Investing in yourself means taking the time to do what works for you and your business.
- Value Yourself. When I first started, I was pretty desperate to make sure I built a client list and made an income. As a result, I offered my services for well below value. Giving your time away for free (or cheap) results in a lot of resentment and way too many hours in front of the computer. And when you’re in a place of resentment, you’re not doing your best work.I no longer discount my services (because that would mean discounting my time) and I only take on projects I know I’m going to love. It’s not worth it for me or my potential client to take something on that I won’t love doing.
My time and my life are a priority and when someone asks me to discount that value, I know they’re not right for me.

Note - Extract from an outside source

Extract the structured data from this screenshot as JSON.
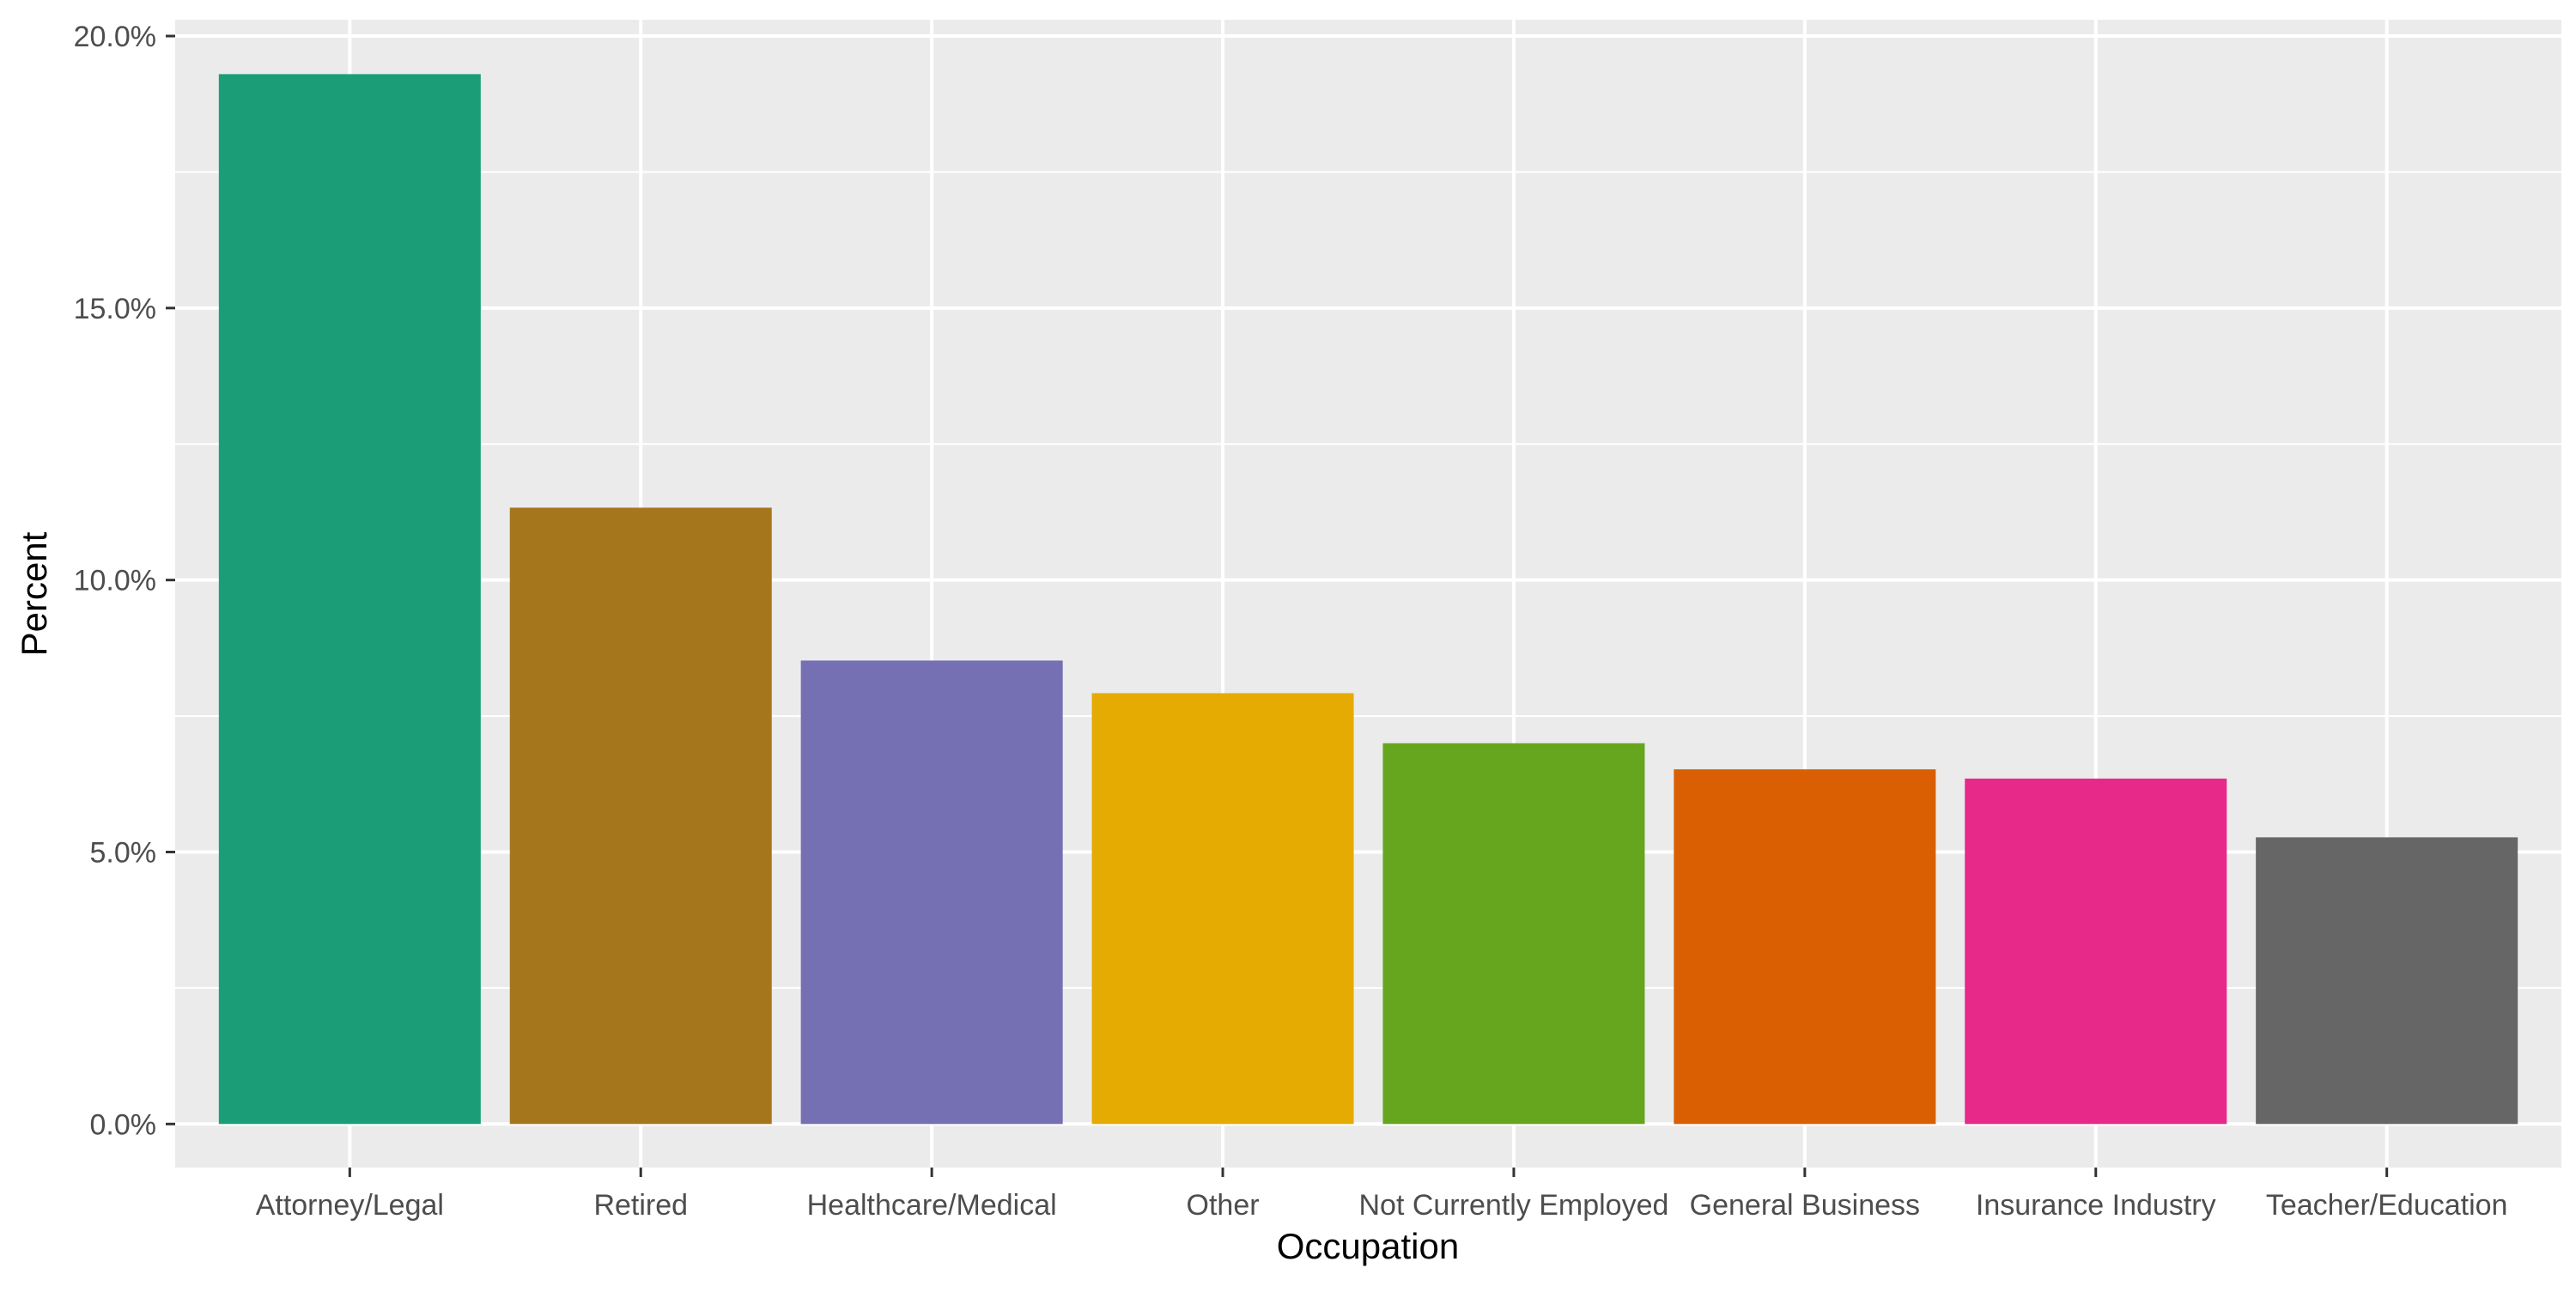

- Not everyone will understand. If you’ve quit your full-time job to start your own business, you likely had some baffled friends and family members when you announced your intentions. I know I did. No matter what you do or say, not everyone will understand why you made the choice you did or how you run your business. That’s okay. And that’s why making connections with other like-minded individuals is so important. The people you connect with are vital to the success of your business. Find out where your ideal client hangs out and connect with them. That’s where you’ll find accountability partners and mastermind groups that will help you move your business forward.

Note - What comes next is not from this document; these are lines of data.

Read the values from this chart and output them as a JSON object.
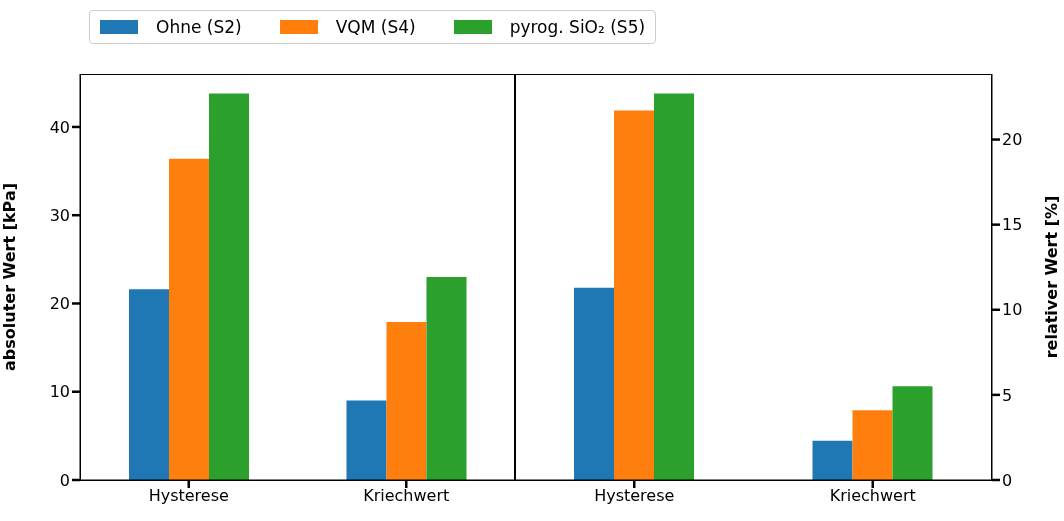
{
  "chart_data": [
    {
      "type": "bar",
      "categories": [
        "Hysterese",
        "Kriechwert"
      ],
      "ylabel": "absoluter Wert [kPa]",
      "ylim": [
        0,
        46
      ],
      "yticks": [
        0,
        10,
        20,
        30,
        40
      ],
      "legend": "top",
      "series": [
        {
          "name": "Ohne (S2)",
          "color": "#1f77b4",
          "values": [
            21.6,
            9.0
          ]
        },
        {
          "name": "VQM (S4)",
          "color": "#ff7f0e",
          "values": [
            36.4,
            17.9
          ]
        },
        {
          "name": "pyrog. SiO₂ (S5)",
          "color": "#2ca02c",
          "values": [
            43.8,
            23.0
          ]
        }
      ]
    },
    {
      "type": "bar",
      "categories": [
        "Hysterese",
        "Kriechwert"
      ],
      "y2label": "relativer Wert [%]",
      "y2lim": [
        0,
        23.85
      ],
      "y2ticks": [
        0,
        5,
        10,
        15,
        20
      ],
      "series": [
        {
          "color": "#1f77b4",
          "axis": "y2",
          "values": [
            11.3,
            2.3
          ]
        },
        {
          "color": "#ff7f0e",
          "axis": "y2",
          "values": [
            21.7,
            4.1
          ]
        },
        {
          "color": "#2ca02c",
          "axis": "y2",
          "values": [
            22.7,
            5.5
          ]
        }
      ]
    }
  ]
}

The people who understand where you’re coming from are the same people who will help you grow your business.
- I’m on the right path. After school, my daughter usually comes into my home office to chat for a bit. She tells me about her day or the books she’s been reading. One day as we were talking, she said, “Mom, you’re so much nicer now than you were when you were teaching. You’re less crabby.” I take that as a huge win. I was not a nice person when I left the house every day to teach a room full of kids. I was overwhelmed with a lack of time to do what I truly wanted to do and an overload of responsibilities. I blame the fact that I was freelance writing in the evenings to make ends meet. But I also didn’t truly enjoy teaching as a teacher should. I am so much happier (and nicer) today than I was back then. Just ask the friends I used to teach with!
While some days (and weeks and months) I just feel “off,” I know that I’m on the right path and doing exactly what I am supposed to be doing.